The face frames are the least of my problems though. The window glazing is boiled to a 75-year-old crisp. Or is missing entirely.


So there's another thing I'll be teaching myself how to do. Many DIY sites advise removing the sashes to do this task, but I think they are quietly out of their minds to think that I will have the spare time to remove the sash, remove the old glazing, prime, re-glaze, allow to cure, and paint and re-install all in....what? Twenty-four hours? More? This seems nuts to me. I'll be doing it in place, a stage at a time.

Right now the face frames are sanded, and I'm waiting for some slightly damp wood to dry thoroughly before I caulk. To prevent the wood from getting moistened again in the rain they have forecast for the next few days, I rigged up some temporary sheeting.


Yes, those are clothespins. No, I don't want to hear about clamps working better. This is what I have without making a special trip to the hardware store. It'll do for the short term as long as we don't blow a gale.

I have as a goal to get these two or three east windows done so that they can get their new storms, and to complete one more side of the house, north or south, before snow flies. The north side should go quickly because the siding and paint are still in relatively good condition.

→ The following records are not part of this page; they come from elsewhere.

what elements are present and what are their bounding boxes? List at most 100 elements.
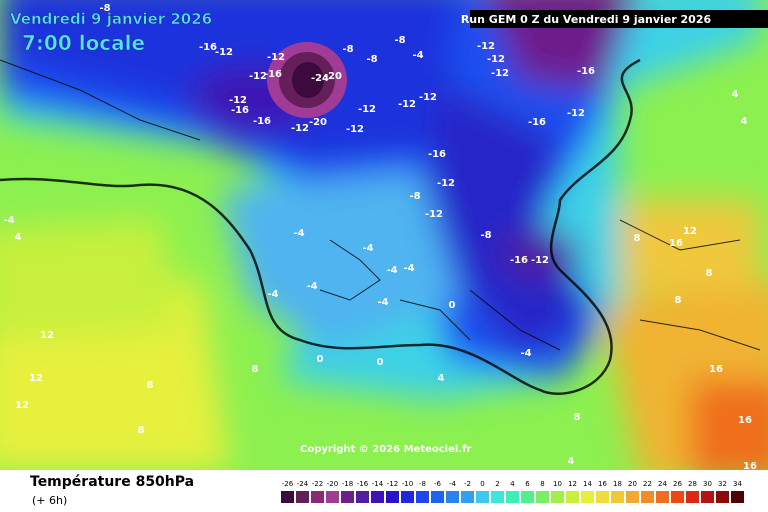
- scale-swatch: [731, 491, 744, 503]
- isotherm-label: -4: [412, 50, 423, 61]
- isotherm-label: -12: [567, 108, 585, 119]
- scale-swatch: [641, 491, 654, 503]
- scale-label: -8: [419, 480, 426, 488]
- scale-label: -14: [372, 480, 384, 488]
- isotherm-label: 8: [138, 425, 145, 436]
- isotherm-label: -16: [199, 42, 217, 53]
- scale-swatch: [716, 491, 729, 503]
- scale-label: -26: [282, 480, 294, 488]
- isotherm-label: 0: [377, 357, 384, 368]
- isotherm-label: 4: [15, 232, 22, 243]
- scale-label: 2: [495, 480, 499, 488]
- isotherm-label: -16: [510, 255, 528, 266]
- isotherm-label: -12: [291, 123, 309, 134]
- isotherm-label: 8: [706, 268, 713, 279]
- scale-label: 12: [568, 480, 577, 488]
- scale-swatch: [491, 491, 504, 503]
- scale-label: -4: [449, 480, 457, 488]
- isotherm-labels: -8-16-12 -12-16-12 -24-20-12-16-16-12-20-1…: [3, 3, 757, 472]
- scale-swatch: [296, 491, 309, 503]
- isotherm-label: -12: [491, 68, 509, 79]
- run-info: Run GEM 0 Z du Vendredi 9 janvier 2026: [461, 13, 712, 26]
- scale-swatch: [326, 491, 339, 503]
- scale-label: 16: [598, 480, 607, 488]
- copyright: Copyright © 2026 Meteociel.fr: [300, 444, 471, 455]
- scale-swatch: [626, 491, 639, 503]
- isotherm-label: -4: [403, 263, 414, 274]
- isotherm-label: -12: [249, 71, 267, 82]
- scale-swatch: [356, 491, 369, 503]
- isotherm-label: 12: [683, 226, 697, 237]
- scale-swatch: [596, 491, 609, 503]
- scale-label: -22: [312, 480, 323, 488]
- isotherm-label: -16: [253, 116, 271, 127]
- isotherm-label: -4: [3, 215, 14, 226]
- scale-label: 28: [688, 480, 697, 488]
- isotherm-label: -8: [480, 230, 491, 241]
- scale-swatch: [506, 491, 519, 503]
- scale-label: 6: [525, 480, 530, 488]
- scale-swatch: [446, 491, 459, 503]
- isotherm-label: -12: [267, 52, 285, 63]
- isotherm-label: -8: [366, 54, 377, 65]
- scale-label: -12: [387, 480, 398, 488]
- isotherm-label: -4: [520, 348, 531, 359]
- scale-swatch: [551, 491, 564, 503]
- color-scale: -26 -24 -22 -20 -18 -16 -14 -12 -10 -8 -6 -4 -2 0 2 4 6 8…: [281, 480, 744, 503]
- isotherm-label: -8: [409, 191, 420, 202]
- isotherm-label: -4: [377, 297, 388, 308]
- scale-swatch: [611, 491, 624, 503]
- isotherm-label: 0: [449, 300, 456, 311]
- isotherm-label: -8: [394, 35, 405, 46]
- isotherm-label: 4: [568, 456, 575, 467]
- isotherm-label: 12: [15, 400, 29, 411]
- isotherm-label: -16: [577, 66, 595, 77]
- scale-label: 26: [673, 480, 682, 488]
- isotherm-label: -4: [362, 243, 373, 254]
- scale-swatch: [461, 491, 474, 503]
- legend-title: Température 850hPa: [30, 474, 194, 490]
- scale-swatch: [416, 491, 429, 503]
- isotherm-label: -4: [293, 228, 304, 239]
- isotherm-label: 16: [743, 461, 757, 472]
- isotherm-label: 16: [738, 415, 752, 426]
- scale-label: 14: [583, 480, 592, 488]
- scale-swatch: [281, 491, 294, 503]
- scale-label: -20: [327, 480, 338, 488]
- isotherm-label: -16: [231, 105, 249, 116]
- scale-swatch: [371, 491, 384, 503]
- scale-label: 30: [703, 480, 712, 488]
- scale-label: 4: [510, 480, 515, 488]
- isotherm-label: -16: [528, 117, 546, 128]
- isotherm-label: 8: [574, 412, 581, 423]
- isotherm-label: -4: [267, 289, 278, 300]
- scale-swatch: [431, 491, 444, 503]
- scale-label: 34: [733, 480, 742, 488]
- scale-label: 0: [480, 480, 484, 488]
- isotherm-label: -12: [437, 178, 455, 189]
- scale-swatch: [656, 491, 669, 503]
- isotherm-label: -16: [428, 149, 446, 160]
- isotherm-label: -16: [264, 69, 282, 80]
- scale-swatch: [686, 491, 699, 503]
- isotherm-label: -12: [358, 104, 376, 115]
- isotherm-label: 8: [147, 380, 154, 391]
- scale-label: -6: [434, 480, 442, 488]
- isotherm-label: 8: [675, 295, 682, 306]
- scale-label: -24: [297, 480, 309, 488]
- scale-label: -18: [342, 480, 353, 488]
- scale-swatch: [521, 491, 534, 503]
- scale-label: 32: [718, 480, 727, 488]
- isotherm-label: -12: [477, 41, 495, 52]
- isotherm-label: -12: [229, 95, 247, 106]
- scale-label: 22: [643, 480, 652, 488]
- isotherm-label: 4: [438, 373, 445, 384]
- isotherm-label: 4: [741, 116, 748, 127]
- scale-swatch: [476, 491, 489, 503]
- isotherm-label: -12: [531, 255, 549, 266]
- scale-swatch: [536, 491, 549, 503]
- scale-label: 20: [628, 480, 637, 488]
- isotherm-label: 8: [634, 233, 641, 244]
- isotherm-label: -8: [99, 3, 110, 14]
- isotherm-label: -12: [398, 99, 416, 110]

Progress is progress, I said at the beginning of the year. Hope it still feels like it at the end of the year!

Saturday, August 2, 2014

Curbside Landscaping Progress (Sort Of)

Longtime readers may remember that a couple summers ago the gas company trenched up my yard (necessary) and then afterwards tried to "fix" my lawn by putting down half dead sod in the middle of a baking hot summer (totally unnecessary). The result was this lovely mess:


Last fall and this spring I got the main lawn back to some semblance of normal by peeling off the dead sod, raking and seeding, and patching healthy sod from other areas where I'd removed it. Then again, I live in an older neighborhood where there's no such thing as the golf-course perfect yard. Which is fine with me. I don't have the disposition or the desire to use the amount of chemicals it would take to maintain perfection. If it's green and I can mow it, I'm good.


However. 

There's not much I could do with the remainder of this crappy sod job, and that's where the curb-to-sidewalk easement was left. And it's been looking atrocious ever since: 


One thing I'm sure of: turf is a lot of damn work, and I don't like it. The work OR the grass. A second thing I was sure of: I don't like backing into my garbage can sitting on the driveway on garbage day.

Put those two things together, and it seemed to me that I needed to do at least part of my curb strip in hardscaping. I wanted a landing spot for my garbage can, and I wanted anything but grass along part of it too.

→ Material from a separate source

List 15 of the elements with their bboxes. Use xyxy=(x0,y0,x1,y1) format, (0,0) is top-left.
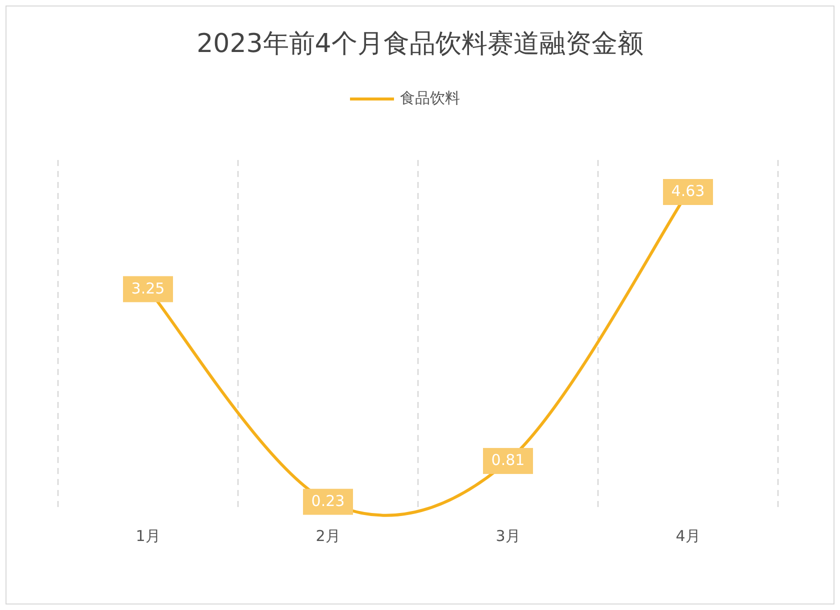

My city's ordinances don't allow one to pave the easement; they don't care if you landscape as long as you understand that trenching for utilities can happen, and that they won't move or do anything to save it if they do need to trench. 

In that case, anything I did would have to be something I wouldn't cry over, and would be relatively quick to move or easy and inexpensive to say goodbye to. Another thing I have in my favor is that it's been my experience that my municipality gives residents PLENTY of notice for this kind of work, which I really appreciate.

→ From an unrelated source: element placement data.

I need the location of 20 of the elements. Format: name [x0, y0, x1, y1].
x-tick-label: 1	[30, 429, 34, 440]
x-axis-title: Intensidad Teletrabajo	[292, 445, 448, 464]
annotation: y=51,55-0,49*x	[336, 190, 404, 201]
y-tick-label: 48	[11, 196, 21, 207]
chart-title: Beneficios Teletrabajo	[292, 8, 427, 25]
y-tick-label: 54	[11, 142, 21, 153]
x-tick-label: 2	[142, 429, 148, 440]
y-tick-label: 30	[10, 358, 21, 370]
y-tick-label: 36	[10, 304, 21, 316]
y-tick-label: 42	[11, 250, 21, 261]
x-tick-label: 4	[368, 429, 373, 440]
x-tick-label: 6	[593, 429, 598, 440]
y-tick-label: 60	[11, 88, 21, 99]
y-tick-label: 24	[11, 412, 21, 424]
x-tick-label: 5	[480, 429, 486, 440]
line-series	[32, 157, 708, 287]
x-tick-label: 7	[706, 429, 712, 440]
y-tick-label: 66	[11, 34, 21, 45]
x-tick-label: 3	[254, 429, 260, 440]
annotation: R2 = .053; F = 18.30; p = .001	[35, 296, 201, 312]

This is what we came up with. The labor was provided by my college student, who was desperate enough to make a few bucks that he was willing to do the grunt work on this one (and I was all too willing to pay him for it!). The materials were a few landscaping pavers, bags of river rock, mulch, edgers, and extra daylilies from other places in the yard. To the right is the driveway.


The daylilies look cranky because of transplant stress, but they'll come back next spring strong. You can't really kill them.

But this is still very much a "during" rather than an "after." Below is the "panoramic" view. Sigh. We still have several square yards of weedy and muddy easement to conquer. It will look horrible until cooler weather arrives, when we can seed and water the rest of it for new grass.


In the meantime I sorta want to stand out in my front yard and call to the neighbors, "Hey. No worries! It looks bad now, but we're working on it! Really we are! We've got plans--big plans! Honest!"

Conquering the crappy, one square yard at a time.